By Lynne Peeples, http://www.huffingtonpost.com/
When Jon Fishman’s family moved into their 200-year-old Maine farmhouse years ago, they didn’t think to be concerned about lead paint hazards. That all changed this February, a few minutes after a pediatrician pricked their toddler son’s toe. The rapid blood test revealed the presence of lead.
Tiny, largely invisible particles of the poison, they would later confirm, had taken residence in their home — making them one of the at least 4 million households with children that are exposed to deteriorated lead paint and elevated levels of lead dust, according to the U.S. Centers for Disease Control and Prevention. Now Fishman, the drummer for the band Phish, wants to share what he’s learned so that other parents have their young children screened for lead. He also wants to ensure people avoid renting, buying, selling or remodeling a home while blind to the threat of the neurotoxic heavy metal.
“I’m just trying to parlay the little celebrity I have to raise awareness,” he said. Fishman recently donated to the completion of “MisLEAD,” a forthcoming film on the lead issue, and will be hosting screenings in Vermont this October.
Homes built in the early to mid-20th century, during the heyday of lead-based paint, are most worrisome. Yet risks may reside in and around any building constructed or painted before 1978, when lead was finally banned from residential paint sold in the U.S.

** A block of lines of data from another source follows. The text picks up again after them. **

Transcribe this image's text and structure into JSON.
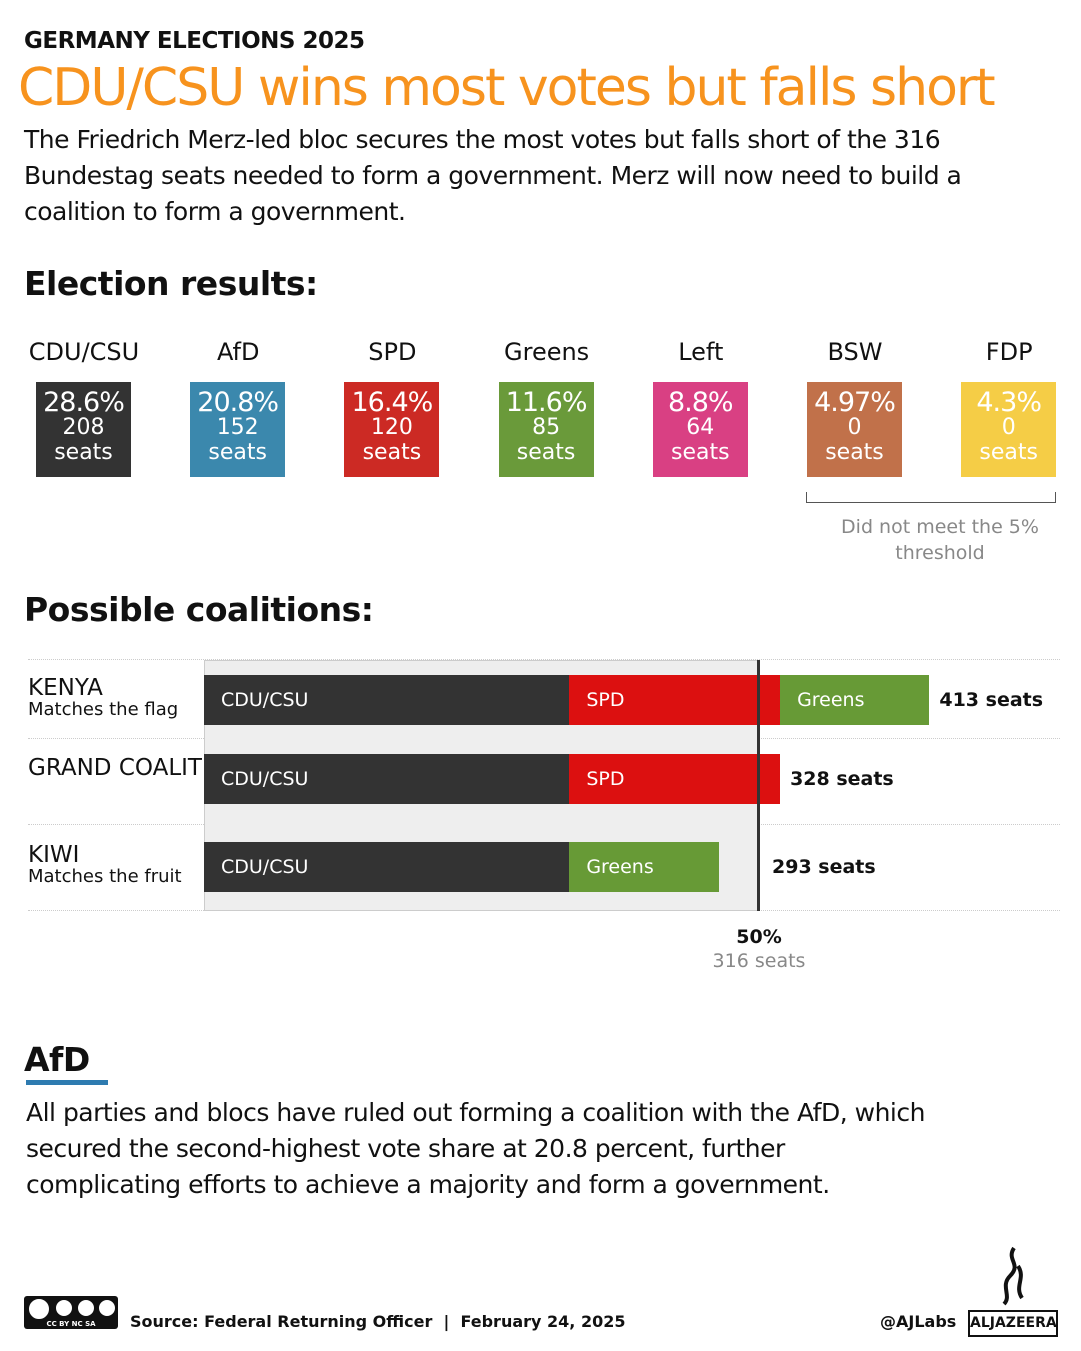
{
  "kicker": "GERMANY ELECTIONS 2025",
  "title": "CDU/CSU wins most votes but falls short",
  "intro": "The Friedrich Merz-led bloc secures the most votes but falls short of the 316 Bundestag seats needed to form a government. Merz will now need to build a coalition to form a government.",
  "results_heading": "Election results:",
  "parties": [
    {
      "name": "CDU/CSU",
      "pct": "28.6%",
      "seats": "208",
      "unit": "seats",
      "color": "#333333"
    },
    {
      "name": "AfD",
      "pct": "20.8%",
      "seats": "152",
      "unit": "seats",
      "color": "#3b88ad"
    },
    {
      "name": "SPD",
      "pct": "16.4%",
      "seats": "120",
      "unit": "seats",
      "color": "#cc2a24"
    },
    {
      "name": "Greens",
      "pct": "11.6%",
      "seats": "85",
      "unit": "seats",
      "color": "#6a9a3a"
    },
    {
      "name": "Left",
      "pct": "8.8%",
      "seats": "64",
      "unit": "seats",
      "color": "#d94083"
    },
    {
      "name": "BSW",
      "pct": "4.97%",
      "seats": "0",
      "unit": "seats",
      "color": "#c1714a"
    },
    {
      "name": "FDP",
      "pct": "4.3%",
      "seats": "0",
      "unit": "seats",
      "color": "#f5cd46"
    }
  ],
  "threshold_note": "Did not meet the 5% threshold",
  "coalitions_heading": "Possible coalitions:",
  "chart_data": {
    "type": "bar",
    "stacked": true,
    "orientation": "horizontal",
    "categories": [
      "KENYA",
      "GRAND COALITION",
      "KIWI"
    ],
    "subtitles": [
      "Matches the flag",
      "",
      "Matches the fruit"
    ],
    "rows": [
      {
        "name": "KENYA",
        "segments": [
          {
            "party": "CDU/CSU",
            "seats": 208,
            "color": "#333333"
          },
          {
            "party": "SPD",
            "seats": 120,
            "color": "#dc1010"
          },
          {
            "party": "Greens",
            "seats": 85,
            "color": "#679a36"
          }
        ],
        "total_label": "413 seats"
      },
      {
        "name": "GRAND COALITION",
        "segments": [
          {
            "party": "CDU/CSU",
            "seats": 208,
            "color": "#333333"
          },
          {
            "party": "SPD",
            "seats": 120,
            "color": "#dc1010"
          }
        ],
        "total_label": "328 seats"
      },
      {
        "name": "KIWI",
        "segments": [
          {
            "party": "CDU/CSU",
            "seats": 208,
            "color": "#333333"
          },
          {
            "party": "Greens",
            "seats": 85,
            "color": "#679a36"
          }
        ],
        "total_label": "293 seats"
      }
    ],
    "majority_line": {
      "label": "50%",
      "sublabel": "316 seats",
      "seats": 316
    }
  },
  "afd": {
    "heading": "AfD",
    "text": "All parties and blocs have ruled out forming a coalition with the AfD, which secured the second-highest vote share at 20.8 percent, further complicating efforts to achieve a majority and form a government."
  },
  "footer": {
    "source": "Source: Federal Returning Officer  |  February 24, 2025",
    "handle": "@AJLabs",
    "logo": "ALJAZEERA",
    "license": "CC BY NC SA"
  }
}
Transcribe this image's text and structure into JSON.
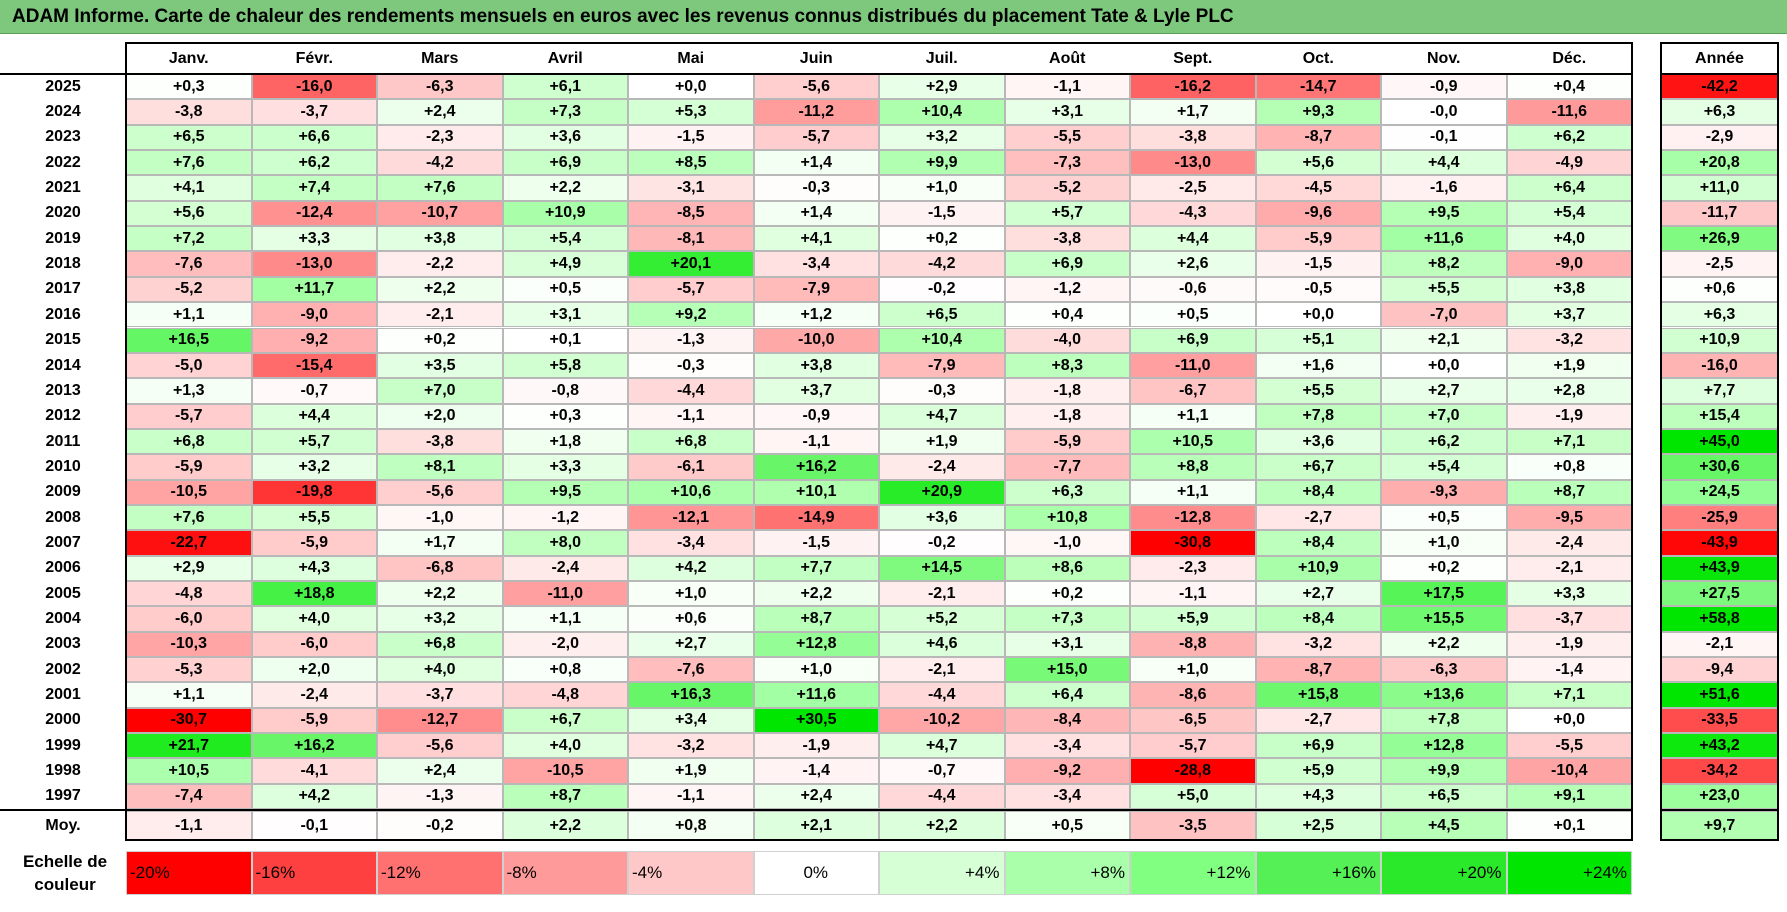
{
  "title": "ADAM Informe. Carte de chaleur des rendements mensuels en euros avec les revenus connus distribués du placement Tate & Lyle PLC",
  "chart_data": {
    "type": "heatmap",
    "title": "ADAM Informe. Carte de chaleur des rendements mensuels en euros avec les revenus connus distribués du placement Tate & Lyle PLC",
    "columns": [
      "Janv.",
      "Févr.",
      "Mars",
      "Avril",
      "Mai",
      "Juin",
      "Juil.",
      "Août",
      "Sept.",
      "Oct.",
      "Nov.",
      "Déc."
    ],
    "year_column": "Année",
    "rows": [
      {
        "year": "2025",
        "values": [
          "+0,3",
          "-16,0",
          "-6,3",
          "+6,1",
          "+0,0",
          "-5,6",
          "+2,9",
          "-1,1",
          "-16,2",
          "-14,7",
          "-0,9",
          "+0,4"
        ],
        "annual": "-42,2"
      },
      {
        "year": "2024",
        "values": [
          "-3,8",
          "-3,7",
          "+2,4",
          "+7,3",
          "+5,3",
          "-11,2",
          "+10,4",
          "+3,1",
          "+1,7",
          "+9,3",
          "-0,0",
          "-11,6"
        ],
        "annual": "+6,3"
      },
      {
        "year": "2023",
        "values": [
          "+6,5",
          "+6,6",
          "-2,3",
          "+3,6",
          "-1,5",
          "-5,7",
          "+3,2",
          "-5,5",
          "-3,8",
          "-8,7",
          "-0,1",
          "+6,2"
        ],
        "annual": "-2,9"
      },
      {
        "year": "2022",
        "values": [
          "+7,6",
          "+6,2",
          "-4,2",
          "+6,9",
          "+8,5",
          "+1,4",
          "+9,9",
          "-7,3",
          "-13,0",
          "+5,6",
          "+4,4",
          "-4,9"
        ],
        "annual": "+20,8"
      },
      {
        "year": "2021",
        "values": [
          "+4,1",
          "+7,4",
          "+7,6",
          "+2,2",
          "-3,1",
          "-0,3",
          "+1,0",
          "-5,2",
          "-2,5",
          "-4,5",
          "-1,6",
          "+6,4"
        ],
        "annual": "+11,0"
      },
      {
        "year": "2020",
        "values": [
          "+5,6",
          "-12,4",
          "-10,7",
          "+10,9",
          "-8,5",
          "+1,4",
          "-1,5",
          "+5,7",
          "-4,3",
          "-9,6",
          "+9,5",
          "+5,4"
        ],
        "annual": "-11,7"
      },
      {
        "year": "2019",
        "values": [
          "+7,2",
          "+3,3",
          "+3,8",
          "+5,4",
          "-8,1",
          "+4,1",
          "+0,2",
          "-3,8",
          "+4,4",
          "-5,9",
          "+11,6",
          "+4,0"
        ],
        "annual": "+26,9"
      },
      {
        "year": "2018",
        "values": [
          "-7,6",
          "-13,0",
          "-2,2",
          "+4,9",
          "+20,1",
          "-3,4",
          "-4,2",
          "+6,9",
          "+2,6",
          "-1,5",
          "+8,2",
          "-9,0"
        ],
        "annual": "-2,5"
      },
      {
        "year": "2017",
        "values": [
          "-5,2",
          "+11,7",
          "+2,2",
          "+0,5",
          "-5,7",
          "-7,9",
          "-0,2",
          "-1,2",
          "-0,6",
          "-0,5",
          "+5,5",
          "+3,8"
        ],
        "annual": "+0,6"
      },
      {
        "year": "2016",
        "values": [
          "+1,1",
          "-9,0",
          "-2,1",
          "+3,1",
          "+9,2",
          "+1,2",
          "+6,5",
          "+0,4",
          "+0,5",
          "+0,0",
          "-7,0",
          "+3,7"
        ],
        "annual": "+6,3"
      },
      {
        "year": "2015",
        "values": [
          "+16,5",
          "-9,2",
          "+0,2",
          "+0,1",
          "-1,3",
          "-10,0",
          "+10,4",
          "-4,0",
          "+6,9",
          "+5,1",
          "+2,1",
          "-3,2"
        ],
        "annual": "+10,9"
      },
      {
        "year": "2014",
        "values": [
          "-5,0",
          "-15,4",
          "+3,5",
          "+5,8",
          "-0,3",
          "+3,8",
          "-7,9",
          "+8,3",
          "-11,0",
          "+1,6",
          "+0,0",
          "+1,9"
        ],
        "annual": "-16,0"
      },
      {
        "year": "2013",
        "values": [
          "+1,3",
          "-0,7",
          "+7,0",
          "-0,8",
          "-4,4",
          "+3,7",
          "-0,3",
          "-1,8",
          "-6,7",
          "+5,5",
          "+2,7",
          "+2,8"
        ],
        "annual": "+7,7"
      },
      {
        "year": "2012",
        "values": [
          "-5,7",
          "+4,4",
          "+2,0",
          "+0,3",
          "-1,1",
          "-0,9",
          "+4,7",
          "-1,8",
          "+1,1",
          "+7,8",
          "+7,0",
          "-1,9"
        ],
        "annual": "+15,4"
      },
      {
        "year": "2011",
        "values": [
          "+6,8",
          "+5,7",
          "-3,8",
          "+1,8",
          "+6,8",
          "-1,1",
          "+1,9",
          "-5,9",
          "+10,5",
          "+3,6",
          "+6,2",
          "+7,1"
        ],
        "annual": "+45,0"
      },
      {
        "year": "2010",
        "values": [
          "-5,9",
          "+3,2",
          "+8,1",
          "+3,3",
          "-6,1",
          "+16,2",
          "-2,4",
          "-7,7",
          "+8,8",
          "+6,7",
          "+5,4",
          "+0,8"
        ],
        "annual": "+30,6"
      },
      {
        "year": "2009",
        "values": [
          "-10,5",
          "-19,8",
          "-5,6",
          "+9,5",
          "+10,6",
          "+10,1",
          "+20,9",
          "+6,3",
          "+1,1",
          "+8,4",
          "-9,3",
          "+8,7"
        ],
        "annual": "+24,5"
      },
      {
        "year": "2008",
        "values": [
          "+7,6",
          "+5,5",
          "-1,0",
          "-1,2",
          "-12,1",
          "-14,9",
          "+3,6",
          "+10,8",
          "-12,8",
          "-2,7",
          "+0,5",
          "-9,5"
        ],
        "annual": "-25,9"
      },
      {
        "year": "2007",
        "values": [
          "-22,7",
          "-5,9",
          "+1,7",
          "+8,0",
          "-3,4",
          "-1,5",
          "-0,2",
          "-1,0",
          "-30,8",
          "+8,4",
          "+1,0",
          "-2,4"
        ],
        "annual": "-43,9"
      },
      {
        "year": "2006",
        "values": [
          "+2,9",
          "+4,3",
          "-6,8",
          "-2,4",
          "+4,2",
          "+7,7",
          "+14,5",
          "+8,6",
          "-2,3",
          "+10,9",
          "+0,2",
          "-2,1"
        ],
        "annual": "+43,9"
      },
      {
        "year": "2005",
        "values": [
          "-4,8",
          "+18,8",
          "+2,2",
          "-11,0",
          "+1,0",
          "+2,2",
          "-2,1",
          "+0,2",
          "-1,1",
          "+2,7",
          "+17,5",
          "+3,3"
        ],
        "annual": "+27,5"
      },
      {
        "year": "2004",
        "values": [
          "-6,0",
          "+4,0",
          "+3,2",
          "+1,1",
          "+0,6",
          "+8,7",
          "+5,2",
          "+7,3",
          "+5,9",
          "+8,4",
          "+15,5",
          "-3,7"
        ],
        "annual": "+58,8"
      },
      {
        "year": "2003",
        "values": [
          "-10,3",
          "-6,0",
          "+6,8",
          "-2,0",
          "+2,7",
          "+12,8",
          "+4,6",
          "+3,1",
          "-8,8",
          "-3,2",
          "+2,2",
          "-1,9"
        ],
        "annual": "-2,1"
      },
      {
        "year": "2002",
        "values": [
          "-5,3",
          "+2,0",
          "+4,0",
          "+0,8",
          "-7,6",
          "+1,0",
          "-2,1",
          "+15,0",
          "+1,0",
          "-8,7",
          "-6,3",
          "-1,4"
        ],
        "annual": "-9,4"
      },
      {
        "year": "2001",
        "values": [
          "+1,1",
          "-2,4",
          "-3,7",
          "-4,8",
          "+16,3",
          "+11,6",
          "-4,4",
          "+6,4",
          "-8,6",
          "+15,8",
          "+13,6",
          "+7,1"
        ],
        "annual": "+51,6"
      },
      {
        "year": "2000",
        "values": [
          "-30,7",
          "-5,9",
          "-12,7",
          "+6,7",
          "+3,4",
          "+30,5",
          "-10,2",
          "-8,4",
          "-6,5",
          "-2,7",
          "+7,8",
          "+0,0"
        ],
        "annual": "-33,5"
      },
      {
        "year": "1999",
        "values": [
          "+21,7",
          "+16,2",
          "-5,6",
          "+4,0",
          "-3,2",
          "-1,9",
          "+4,7",
          "-3,4",
          "-5,7",
          "+6,9",
          "+12,8",
          "-5,5"
        ],
        "annual": "+43,2"
      },
      {
        "year": "1998",
        "values": [
          "+10,5",
          "-4,1",
          "+2,4",
          "-10,5",
          "+1,9",
          "-1,4",
          "-0,7",
          "-9,2",
          "-28,8",
          "+5,9",
          "+9,9",
          "-10,4"
        ],
        "annual": "-34,2"
      },
      {
        "year": "1997",
        "values": [
          "-7,4",
          "+4,2",
          "-1,3",
          "+8,7",
          "-1,1",
          "+2,4",
          "-4,4",
          "-3,4",
          "+5,0",
          "+4,3",
          "+6,5",
          "+9,1"
        ],
        "annual": "+23,0"
      }
    ],
    "average": {
      "label": "Moy.",
      "values": [
        "-1,1",
        "-0,1",
        "-0,2",
        "+2,2",
        "+0,8",
        "+2,1",
        "+2,2",
        "+0,5",
        "-3,5",
        "+2,5",
        "+4,5",
        "+0,1"
      ],
      "annual": "+9,7"
    },
    "legend": {
      "label_line1": "Echelle de",
      "label_line2": "couleur",
      "stops": [
        "-20%",
        "-16%",
        "-12%",
        "-8%",
        "-4%",
        "0%",
        "+4%",
        "+8%",
        "+12%",
        "+16%",
        "+20%",
        "+24%"
      ]
    }
  },
  "colors": {
    "title_bar": "#7ec87e",
    "strong_red": "#ff0000",
    "strong_green": "#00e600",
    "neutral": "#ffffff"
  }
}
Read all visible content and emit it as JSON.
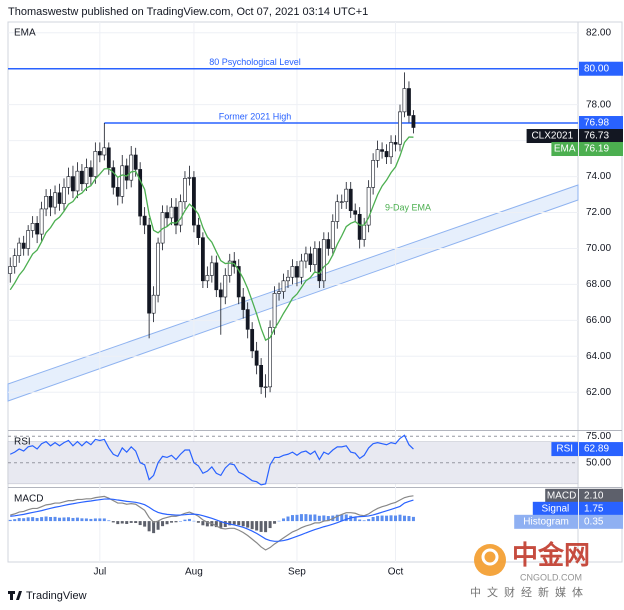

“Lead is all over the damn place — aging and chipping,” said Fishman, who also discovered lead hazards in a lakeside cottage and a general store his family owns. “It’s an epidemic. And it’s causing serious health problems in lots of kids around the country.”
Of course, the majority of children who suffer from lead poisoning aren’t celebrity kids with multiple residences. Risks are generally highest in low-income communities, where lead paint can often be seen peeling from poorly-maintained properties. But the poison can still find its way onto the hands and into the mouth of any child.